June 21, 2024
P.O.Box 613ER Gombilla House, Lamashegu Market, Tamale, Northern Region

Prospectus, other expenses by parents outweigh cost under free SHS – Report

A study conducted by African Education Watch, an educational civil society organisation, has revealed that prospectus and other expenses by parents outweigh the cost incurred by the government under the free Senior High School programme.

The report observed that the government’s average spending per student for boarding schools was GHS 1,147 and 1,107 for day students.

The report said parents spent GHS 2, 477 on prospectus for their wards in the boarding schools and spent an extra amount of GHS 4, 000 to buy other personal items, including perfume, detergents, and sanitary pads, in the 2021–2022 academic year.

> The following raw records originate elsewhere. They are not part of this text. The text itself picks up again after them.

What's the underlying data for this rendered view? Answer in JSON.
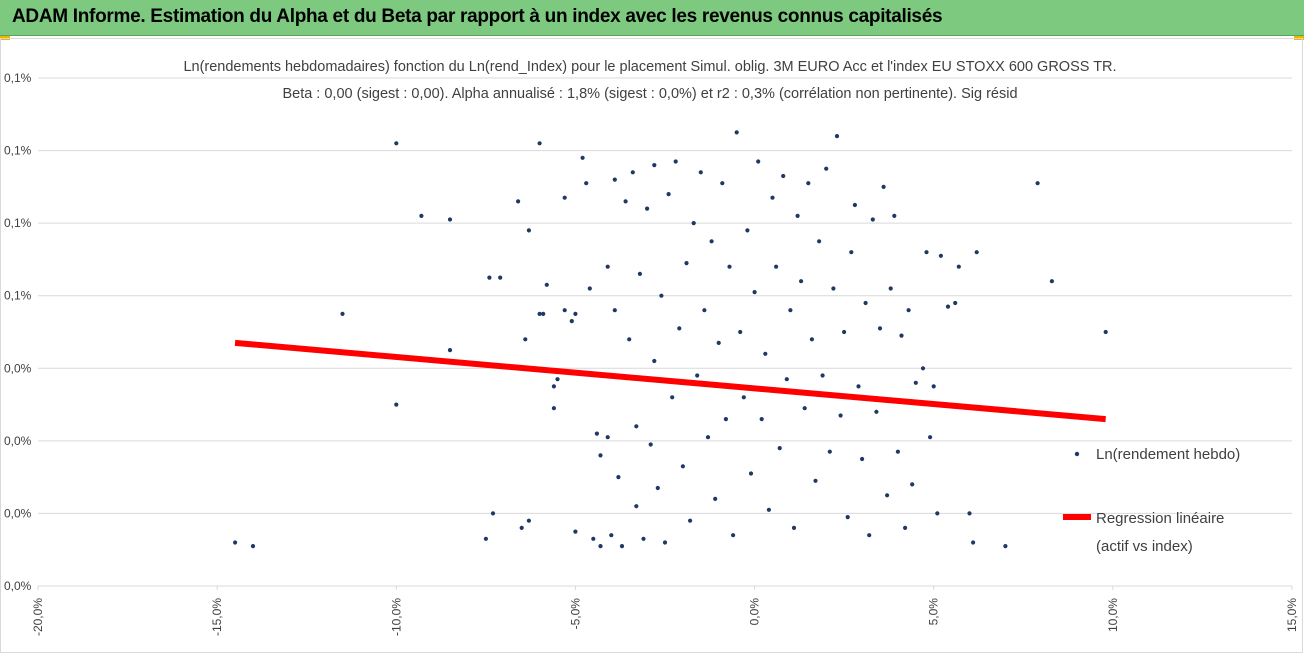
{
  "header": {
    "title": "ADAM Informe. Estimation du Alpha et du Beta par rapport à un index avec les revenus connus capitalisés"
  },
  "colors": {
    "banner": "#7dc97f",
    "accent_corner": "#f0b400",
    "points": "#1f3864",
    "regression": "#ff0000",
    "grid": "#d9d9d9"
  },
  "chart_data": {
    "type": "scatter",
    "title_line1": "Ln(rendements hebdomadaires) fonction du Ln(rend_Index) pour le placement Simul. oblig. 3M EURO Acc et l'index EU STOXX 600 GROSS TR.",
    "title_line2": "Beta : 0,00 (sigest : 0,00). Alpha annualisé : 1,8% (sigest : 0,0%) et r2 : 0,3% (corrélation non pertinente). Sig résid",
    "xlim": [
      -0.2,
      0.15
    ],
    "ylim": [
      0.0,
      0.0014
    ],
    "x_tick_labels": [
      "-20,0%",
      "-15,0%",
      "-10,0%",
      "-5,0%",
      "0,0%",
      "5,0%",
      "10,0%",
      "15,0%"
    ],
    "y_tick_labels": [
      "0,0%",
      "0,0%",
      "0,0%",
      "0,0%",
      "0,1%",
      "0,1%",
      "0,1%",
      "0,1%"
    ],
    "grid": "horizontal",
    "legend_position": "right",
    "series": [
      {
        "name": "Ln(rendement hebdo)",
        "kind": "points",
        "sampled_points": [
          [
            -0.145,
            0.00012
          ],
          [
            -0.14,
            0.00011
          ],
          [
            -0.115,
            0.00075
          ],
          [
            -0.1,
            0.0005
          ],
          [
            -0.1,
            0.00122
          ],
          [
            -0.093,
            0.00102
          ],
          [
            -0.085,
            0.00101
          ],
          [
            -0.085,
            0.00065
          ],
          [
            -0.075,
            0.00013
          ],
          [
            -0.074,
            0.00085
          ],
          [
            -0.073,
            0.0002
          ],
          [
            -0.071,
            0.00085
          ],
          [
            -0.066,
            0.00106
          ],
          [
            -0.065,
            0.00016
          ],
          [
            -0.064,
            0.00068
          ],
          [
            -0.063,
            0.00098
          ],
          [
            -0.063,
            0.00018
          ],
          [
            -0.06,
            0.00075
          ],
          [
            -0.06,
            0.00122
          ],
          [
            -0.059,
            0.00075
          ],
          [
            -0.058,
            0.00083
          ],
          [
            -0.056,
            0.00055
          ],
          [
            -0.056,
            0.00049
          ],
          [
            -0.055,
            0.00057
          ],
          [
            -0.053,
            0.00107
          ],
          [
            -0.053,
            0.00076
          ],
          [
            -0.052,
            0.00059
          ],
          [
            -0.051,
            0.00073
          ],
          [
            -0.05,
            0.00075
          ],
          [
            -0.05,
            0.00015
          ],
          [
            -0.048,
            0.00118
          ],
          [
            -0.047,
            0.00111
          ],
          [
            -0.046,
            0.00082
          ],
          [
            -0.045,
            0.00013
          ],
          [
            -0.044,
            0.00042
          ],
          [
            -0.043,
            0.00036
          ],
          [
            -0.043,
            0.00011
          ],
          [
            -0.041,
            0.00088
          ],
          [
            -0.041,
            0.00041
          ],
          [
            -0.04,
            0.00014
          ],
          [
            -0.039,
            0.00112
          ],
          [
            -0.039,
            0.00076
          ],
          [
            -0.038,
            0.0003
          ],
          [
            -0.037,
            0.00011
          ],
          [
            -0.036,
            0.00106
          ],
          [
            -0.035,
            0.00068
          ],
          [
            -0.034,
            0.00114
          ],
          [
            -0.033,
            0.00044
          ],
          [
            -0.033,
            0.00022
          ],
          [
            -0.032,
            0.00086
          ],
          [
            -0.031,
            0.00013
          ],
          [
            -0.03,
            0.00104
          ],
          [
            -0.029,
            0.00039
          ],
          [
            -0.028,
            0.00116
          ],
          [
            -0.028,
            0.00062
          ],
          [
            -0.027,
            0.00027
          ],
          [
            -0.026,
            0.0008
          ],
          [
            -0.025,
            0.00012
          ],
          [
            -0.024,
            0.00108
          ],
          [
            -0.023,
            0.00052
          ],
          [
            -0.022,
            0.00117
          ],
          [
            -0.021,
            0.00071
          ],
          [
            -0.02,
            0.00033
          ],
          [
            -0.019,
            0.00089
          ],
          [
            -0.018,
            0.00018
          ],
          [
            -0.017,
            0.001
          ],
          [
            -0.016,
            0.00058
          ],
          [
            -0.015,
            0.00114
          ],
          [
            -0.014,
            0.00076
          ],
          [
            -0.013,
            0.00041
          ],
          [
            -0.012,
            0.00095
          ],
          [
            -0.011,
            0.00024
          ],
          [
            -0.01,
            0.00067
          ],
          [
            -0.009,
            0.00111
          ],
          [
            -0.008,
            0.00046
          ],
          [
            -0.007,
            0.00088
          ],
          [
            -0.006,
            0.00014
          ],
          [
            -0.005,
            0.00125
          ],
          [
            -0.004,
            0.0007
          ],
          [
            -0.003,
            0.00052
          ],
          [
            -0.002,
            0.00098
          ],
          [
            -0.001,
            0.00031
          ],
          [
            0.0,
            0.00081
          ],
          [
            0.001,
            0.00117
          ],
          [
            0.002,
            0.00046
          ],
          [
            0.003,
            0.00064
          ],
          [
            0.004,
            0.00021
          ],
          [
            0.005,
            0.00107
          ],
          [
            0.006,
            0.00088
          ],
          [
            0.007,
            0.00038
          ],
          [
            0.008,
            0.00113
          ],
          [
            0.009,
            0.00057
          ],
          [
            0.01,
            0.00076
          ],
          [
            0.011,
            0.00016
          ],
          [
            0.012,
            0.00102
          ],
          [
            0.013,
            0.00084
          ],
          [
            0.014,
            0.00049
          ],
          [
            0.015,
            0.00111
          ],
          [
            0.016,
            0.00068
          ],
          [
            0.017,
            0.00029
          ],
          [
            0.018,
            0.00095
          ],
          [
            0.019,
            0.00058
          ],
          [
            0.02,
            0.00115
          ],
          [
            0.021,
            0.00037
          ],
          [
            0.022,
            0.00082
          ],
          [
            0.023,
            0.00124
          ],
          [
            0.024,
            0.00047
          ],
          [
            0.025,
            0.0007
          ],
          [
            0.026,
            0.00019
          ],
          [
            0.027,
            0.00092
          ],
          [
            0.028,
            0.00105
          ],
          [
            0.029,
            0.00055
          ],
          [
            0.03,
            0.00035
          ],
          [
            0.031,
            0.00078
          ],
          [
            0.032,
            0.00014
          ],
          [
            0.033,
            0.00101
          ],
          [
            0.034,
            0.00048
          ],
          [
            0.035,
            0.00071
          ],
          [
            0.036,
            0.0011
          ],
          [
            0.037,
            0.00025
          ],
          [
            0.038,
            0.00082
          ],
          [
            0.039,
            0.00102
          ],
          [
            0.04,
            0.00037
          ],
          [
            0.041,
            0.00069
          ],
          [
            0.042,
            0.00016
          ],
          [
            0.043,
            0.00076
          ],
          [
            0.044,
            0.00028
          ],
          [
            0.045,
            0.00056
          ],
          [
            0.047,
            0.0006
          ],
          [
            0.048,
            0.00092
          ],
          [
            0.049,
            0.00041
          ],
          [
            0.05,
            0.00055
          ],
          [
            0.051,
            0.0002
          ],
          [
            0.052,
            0.00091
          ],
          [
            0.054,
            0.00077
          ],
          [
            0.056,
            0.00078
          ],
          [
            0.057,
            0.00088
          ],
          [
            0.06,
            0.0002
          ],
          [
            0.061,
            0.00012
          ],
          [
            0.062,
            0.00092
          ],
          [
            0.07,
            0.00011
          ],
          [
            0.079,
            0.00111
          ],
          [
            0.083,
            0.00084
          ],
          [
            0.098,
            0.0007
          ]
        ]
      },
      {
        "name": "Regression linéaire\n(actif vs index)",
        "kind": "line",
        "points": [
          [
            -0.145,
            0.00067
          ],
          [
            0.098,
            0.00046
          ]
        ]
      }
    ]
  },
  "legend": {
    "points_label": "Ln(rendement hebdo)",
    "line_label_1": "Regression linéaire",
    "line_label_2": "(actif vs index)"
  }
}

Mr. Divine Kpe, Senior Programmes Officer, African Education Watch, made the presentation during a conference on education financing in Accra.

The report was on the topic “The Financial Burden of the Free SHS Policy and Implications for Equitable Access to Education.”.

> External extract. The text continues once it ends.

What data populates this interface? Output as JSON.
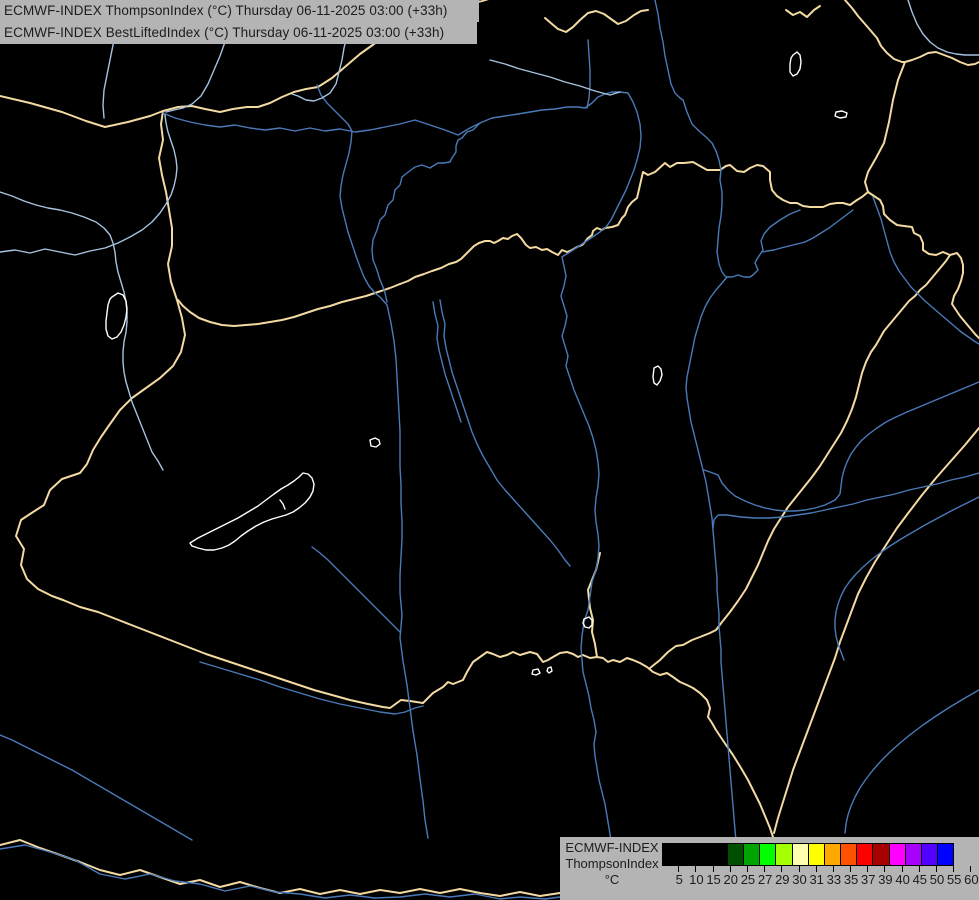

The cost borne by the government was analysed using free SHS budgetary allocations and expenditures obtained from the Ministry of Education, Ministry of Finance, and Parliament for the period 2017–18 to 2022–23 academic years.

The cost to parents was analysed using historical prices of prospectus items from the Ghana Statistical Service.

According to the report, the prices of the prospectus increased by 38 per cent from a percentage of 36 during the initial implementation stage of the policy.

Mr Kpe stated that parents of continuing-day students reported spending an average of GH¢4,400 annually on their children’s education, with transportation constituting 40 per cent, breakfast of 50 per cent, and 10 per cent on books.

The report also revealed that parents of day students spent GHC5,507 inclusive of prospectus costs, which outweighed the government’s spending of GHS1,107.

The report revealed that financial constraints contributed to a 15 per cent failure of candidates to honour their admission in the 2022–2023 academic year.

It attributed the failure to honour admission to the high cost of the prospectus and other education materials.

To minimise the cost burden of the prospectus, the report recommended that, in the medium to long term, the Ministry of Education must develop and implement a strategy to focus on children from the poorest households using data from the LEAP programme.

That, the report revealed, would enable the government to spend more to cover the full cost of secondary education for students from lower-income households.

The report recommended that the Ministry of Finance improve the disbursement of funds under the policy in line with the objectives, implementation arrangements, and cash flow projections.